Blog 215: 4.16.7 - 4.16.13

"What does this have to do with baptism?" is the frequent response to citing Jesus' blessing the little children (Matt. 19:13-15), as much in Calvin's day apparently as today. Calvin's response? "If it is right for children to be brought to Christ, why not also to be received into baptism, the symbol of our communion and fellowship with Christ? If the Kingdom of Heaven belongs to them, why is the sign denied which, so to speak, opens to them a door into the church, that, adopted into it, they may be enrolled among the heirs of the Kingdom of Heaven?" These were babies, not half-grown children, he insists and of such is the kingdom comprised.

And who "in his senses" can deny that children were not included in the household baptisms in Acts? In truth, any attack on the "unfitness" of infants receiving baptism as the sign and seal of the covenant is equally an attack upon circumcision. The latter was more than a physical sign of earthly, physical enjoyment in Canaan; it's primary import was union and communion with Jesus Christ and its equation with baptism in Colossians 2:11-12 proves as much. In both Testaments, those who receive the covenant sign are called "children of Abraham."

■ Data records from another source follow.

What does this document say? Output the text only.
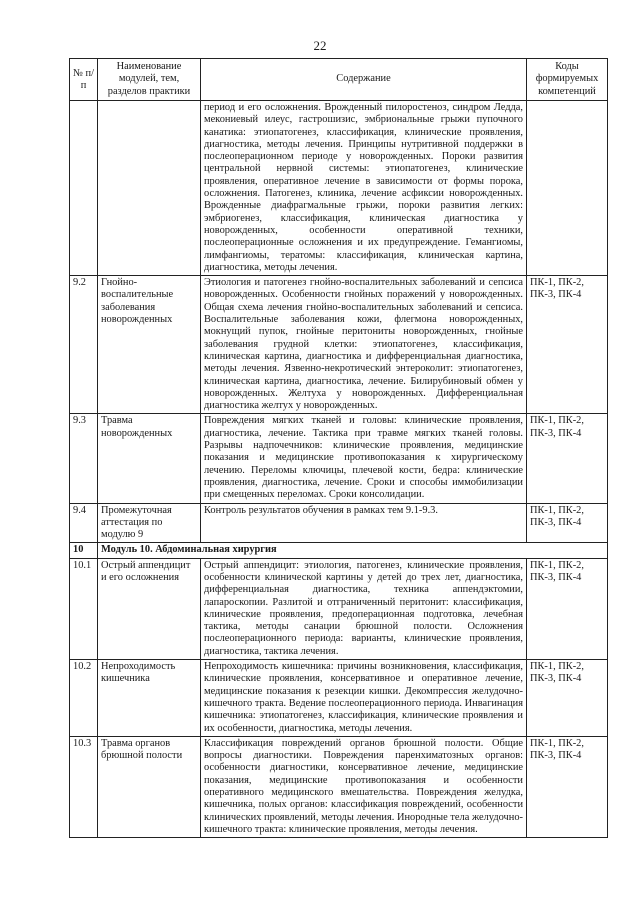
22
№ п/п	Наименование модулей, тем, разделов практики	Содержание	Коды формируемых компетенций
		период и его осложнения. Врожденный пилоростеноз, синдром Ледда, мекониевый илеус, гастрошизис, эмбриональные грыжи пупочного канатика: этиопатогенез, классификация, клинические проявления, диагностика, методы лечения. Принципы нутритивной поддержки в послеоперационном периоде у новорожденных. Пороки развития центральной нервной системы: этиопатогенез, клинические проявления, оперативное лечение в зависимости от формы порока, осложнения. Патогенез, клиника, лечение асфиксии новорожденных. Врожденные диафрагмальные грыжи, пороки развития легких: эмбриогенез, классификация, клиническая диагностика у новорожденных, особенности оперативной техники, послеоперационные осложнения и их предупреждение. Гемангиомы, лимфангиомы, тератомы: классификация, клиническая картина, диагностика, методы лечения.	
9.2	Гнойно-воспалительные заболевания новорожденных	Этиология и патогенез гнойно-воспалительных заболеваний и сепсиса новорожденных. Особенности гнойных поражений у новорожденных. Общая схема лечения гнойно-воспалительных заболеваний и сепсиса. Воспалительные заболевания кожи, флегмона новорожденных, мокнущий пупок, гнойные перитониты новорожденных, гнойные заболевания грудной клетки: этиопатогенез, классификация, клиническая картина, диагностика и дифференциальная диагностика, методы лечения. Язвенно-некротический энтероколит: этиопатогенез, клиническая картина, диагностика, лечение. Билирубиновый обмен у новорожденных. Желтуха у новорожденных. Дифференциальная диагностика желтух у новорожденных.	ПК-1, ПК-2, ПК-3, ПК-4
9.3	Травма новорожденных	Повреждения мягких тканей и головы: клинические проявления, диагностика, лечение. Тактика при травме мягких тканей головы. Разрывы надпочечников: клинические проявления, медицинские показания и медицинские противопоказания к хирургическому лечению. Переломы ключицы, плечевой кости, бедра: клинические проявления, диагностика, лечение. Сроки и способы иммобилизации при смещенных переломах. Сроки консолидации.	ПК-1, ПК-2, ПК-3, ПК-4
9.4	Промежуточная аттестация по модулю 9	Контроль результатов обучения в рамках тем 9.1-9.3.	ПК-1, ПК-2, ПК-3, ПК-4
10	Модуль 10. Абдоминальная хирургия		
10.1	Острый аппендицит и его осложнения	Острый аппендицит: этиология, патогенез, клинические проявления, особенности клинической картины у детей до трех лет, диагностика, дифференциальная диагностика, техника аппендэктомии, лапароскопии. Разлитой и отграниченный перитонит: классификация, клинические проявления, предоперационная подготовка, лечебная тактика, методы санации брюшной полости. Осложнения послеоперационного периода: варианты, клинические проявления, диагностика, тактика лечения.	ПК-1, ПК-2, ПК-3, ПК-4
10.2	Непроходимость кишечника	Непроходимость кишечника: причины возникновения, классификация, клинические проявления, консервативное и оперативное лечение, медицинские показания к резекции кишки. Декомпрессия желудочно-кишечного тракта. Ведение послеоперационного периода. Инвагинация кишечника: этиопатогенез, классификация, клинические проявления и их особенности, диагностика, методы лечения.	ПК-1, ПК-2, ПК-3, ПК-4
10.3	Травма органов брюшной полости	Классификация повреждений органов брюшной полости. Общие вопросы диагностики. Повреждения паренхиматозных органов: особенности диагностики, консервативное лечение, медицинские показания, медицинские противопоказания и особенности оперативного медицинского вмешательства. Повреждения желудка, кишечника, полых органов: классификация повреждений, особенности клинических проявлений, методы лечения. Инородные тела желудочно-кишечного тракта: клинические проявления, методы лечения.	ПК-1, ПК-2, ПК-3, ПК-4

Baptism floods the hearts of parents with gratitude demonstrative as baptism is of God's love. And the baptized children receive some benefit, too: "being engrafted into the body of the church, they are somewhat more commended to the other members. Then, when they have grown up, they are greatly spurred to an earnest zeal for worshiping God, by whom they were received as children through a solemn symbol of adoption before they were old enough to recognize him as Father."